Another scheme involves flim-flam artists masquerading as government officials or insurance reps to learn victims’ medical ID numbers. In still another, fraudsters claim to be conducting important health surveys that require participants to provide identification.
Once state-operated health insurance exchanges are up and running after January 1, 2014, look for con artists to emerge from the woodwork with claims their insurance offers are from the exchanges, when in fact they have nothing to do with the exchanges. They’ll count on initial confusion about health reform’s provisions to peddle unauthorized insurance plans.
What can you do? Guard your insurance card as vigilantly as you would your credit cards, give out your medical identification numbers only to legitimate providers, don’t provide medical ID numbers in exchange for offers of free services, and shred your medical documents before disposing of them.
If your insurance card is stolen, contact your insurance company.
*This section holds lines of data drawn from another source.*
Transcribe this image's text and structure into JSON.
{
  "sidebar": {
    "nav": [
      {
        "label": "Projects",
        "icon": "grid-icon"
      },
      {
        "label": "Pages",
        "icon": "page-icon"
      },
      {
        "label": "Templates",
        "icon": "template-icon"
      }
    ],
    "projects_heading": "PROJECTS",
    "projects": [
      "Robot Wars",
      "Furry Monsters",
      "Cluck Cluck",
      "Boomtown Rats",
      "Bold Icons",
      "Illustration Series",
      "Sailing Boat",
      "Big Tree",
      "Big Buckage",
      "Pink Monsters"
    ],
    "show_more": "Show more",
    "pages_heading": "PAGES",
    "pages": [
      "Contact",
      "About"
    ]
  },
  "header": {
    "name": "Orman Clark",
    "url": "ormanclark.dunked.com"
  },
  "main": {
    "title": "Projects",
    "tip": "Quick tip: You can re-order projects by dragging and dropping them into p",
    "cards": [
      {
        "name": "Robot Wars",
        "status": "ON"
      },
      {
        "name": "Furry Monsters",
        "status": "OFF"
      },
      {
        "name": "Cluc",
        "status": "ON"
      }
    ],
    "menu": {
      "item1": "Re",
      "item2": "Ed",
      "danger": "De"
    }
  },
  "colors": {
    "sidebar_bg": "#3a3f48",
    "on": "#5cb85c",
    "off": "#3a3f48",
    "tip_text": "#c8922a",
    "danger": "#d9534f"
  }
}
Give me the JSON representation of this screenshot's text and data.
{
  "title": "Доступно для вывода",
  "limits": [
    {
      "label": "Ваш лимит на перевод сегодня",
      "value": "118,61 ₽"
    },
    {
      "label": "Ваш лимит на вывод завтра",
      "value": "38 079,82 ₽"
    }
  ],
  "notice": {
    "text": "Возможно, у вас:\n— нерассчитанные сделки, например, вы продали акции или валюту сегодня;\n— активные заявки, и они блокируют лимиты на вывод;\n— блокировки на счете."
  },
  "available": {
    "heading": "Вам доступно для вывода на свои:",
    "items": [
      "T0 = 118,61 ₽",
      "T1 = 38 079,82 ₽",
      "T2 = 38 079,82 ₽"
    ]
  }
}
If your Medicare card is swiped, call Medicare at 800-MEDICARE. Call the Federal Trade Commission’s Identity Theft Hotline at 877-ID-THEFT. Also call the Health and Human Services Office of Inspector General’s Fraud Hotline to file a fraud report at 800-HHS-TIPS.
With a bit of healthy vigilance, we can reduce medical ID theft’s ill-gotten gains.
Another kind of healthcare fraud might be someone else using your medical insurance to obtain care. My health insurance is with a large health maintenance organization. I don’t always see the same doctor as I can choose from several if my assigned primary physician is not available. Several years ago, they started to ask me (and all other patients) to provide a photo ID and well as my insurance card when I visited the doctor. That made me think that uninsured family and friends might have been using the HMO services by borrowing the insured’s HMO card.